There is something wrong with a homework exercise that was given to me about limit points.
Def. We say that a point $p$ in a metric space $(E,p)$ is a limit point of a sequence $\{p_n\}$ if $p \notin \{p_n\}$ and there is a subsequence $\{p_{n_k}\}$ such that $p_{n_k} \rightarrow p$.
It was given to me to prove the following result.
Exercise. Show that $p$ is a limit point of a sequence $\{p_n\}$ iff $\forall \epsilon>0,$ there is infinitely many $k \in \mathbb{N}$ satisfaying $d(p_k,p)<\epsilon$.
My attempt
$(\rightarrow)$ By the definition of limit point, there is a subsequence $\{p_{n_k}\}$ in $\{p_n\}\setminus \{p\}$ so that, given $\epsilon>0, \exists K\in \mathbb{N}: \forall k>K, 0<d(p_{n_k},p)<\epsilon$. It clearly implies that $d(p_k,p)<\epsilon$ for infinitely many points of $\{p_n\}$.
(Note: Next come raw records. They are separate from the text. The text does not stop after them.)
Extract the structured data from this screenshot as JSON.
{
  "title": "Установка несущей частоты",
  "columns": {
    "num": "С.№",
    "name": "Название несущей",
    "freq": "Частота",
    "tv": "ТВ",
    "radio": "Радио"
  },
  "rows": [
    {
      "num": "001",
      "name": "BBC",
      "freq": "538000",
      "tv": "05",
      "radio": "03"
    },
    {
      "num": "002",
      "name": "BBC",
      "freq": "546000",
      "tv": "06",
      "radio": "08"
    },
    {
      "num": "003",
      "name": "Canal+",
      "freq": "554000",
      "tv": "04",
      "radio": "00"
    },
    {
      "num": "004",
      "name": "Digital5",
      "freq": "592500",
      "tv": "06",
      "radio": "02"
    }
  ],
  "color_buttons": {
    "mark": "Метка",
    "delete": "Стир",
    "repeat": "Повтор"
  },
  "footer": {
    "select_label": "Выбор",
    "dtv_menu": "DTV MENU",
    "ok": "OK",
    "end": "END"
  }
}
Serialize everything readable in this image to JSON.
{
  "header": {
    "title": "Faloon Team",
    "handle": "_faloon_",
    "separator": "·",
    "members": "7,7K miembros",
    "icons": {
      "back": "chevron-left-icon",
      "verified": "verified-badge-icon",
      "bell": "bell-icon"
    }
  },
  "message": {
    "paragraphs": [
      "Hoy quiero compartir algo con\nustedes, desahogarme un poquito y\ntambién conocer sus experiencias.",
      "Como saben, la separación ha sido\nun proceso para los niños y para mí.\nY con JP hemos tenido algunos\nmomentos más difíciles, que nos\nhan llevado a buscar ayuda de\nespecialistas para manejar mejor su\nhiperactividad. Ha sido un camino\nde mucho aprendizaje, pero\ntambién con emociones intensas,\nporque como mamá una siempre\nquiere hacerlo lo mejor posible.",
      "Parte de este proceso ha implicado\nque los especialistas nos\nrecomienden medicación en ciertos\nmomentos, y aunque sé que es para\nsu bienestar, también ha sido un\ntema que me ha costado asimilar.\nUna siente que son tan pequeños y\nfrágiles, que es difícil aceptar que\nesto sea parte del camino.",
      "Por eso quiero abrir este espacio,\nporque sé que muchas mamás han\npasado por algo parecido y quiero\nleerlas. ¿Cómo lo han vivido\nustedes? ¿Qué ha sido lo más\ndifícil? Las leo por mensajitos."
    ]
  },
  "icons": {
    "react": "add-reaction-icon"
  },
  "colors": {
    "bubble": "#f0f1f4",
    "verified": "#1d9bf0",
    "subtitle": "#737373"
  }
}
My problem is with the other direction. I can see the existence of convergent subsequence(s) to $p$, but I am not able to show that $p$ is not in this (these) subsequences. If I choose a constant sequence, the statement does not hold. It means that it cannot be shown.
It would be correct if he had stated:
" $p$ is a limit point of a sequence $\{p_n\}$ iff $\forall \epsilon>0,$ there is infinitely many $k \in \mathbb{N}$ satisfaying $0<d(p_k,p)<\epsilon$".
What do you think?
UPDATE Having accpted the exercise is wrong, a new question arose.
Suppose, given $\epsilon>0$, infinitely many points satisfy $0<d(p_k,p)<\epsilon$ and denote the set of these indices $k$ by $I$. Clearly, $\{p_k\}_{k\in I}$ is a subsequence of $\{p_n\}_{n\in \mathbb{N}}$ and $p\notin \{p_k\}_{k\in I}$. But what guarantees that $p\notin \{p_n\}_{n\in \mathbb{N}}$, which is our aim?
As long as I know, for arbitrary metric spaces, the limit point need not to be unique. Furthermore, the sequence $\{p_n\}_{n\in \mathbb{N}}$ need not to be convergent. It may be the case, in addition to impose $0<d(p_k)<\epsilon$, to suppose $x\notin \{p_n\}$, to prove $(\leftarrow)$.
Any ideas?
If you want that $p$ is not an element of the sequence you need to add, $0<d(p,p_n)<\epsilon$ otherwise you can take the constant sequence $p_n=p$.
You can take $\epsilon={1\over n}$ this insures the existence of infinite and (at least) an element $p_n$ such that $d(p,p_n)<{1\over n}$. This implies that $p$ is a limit point.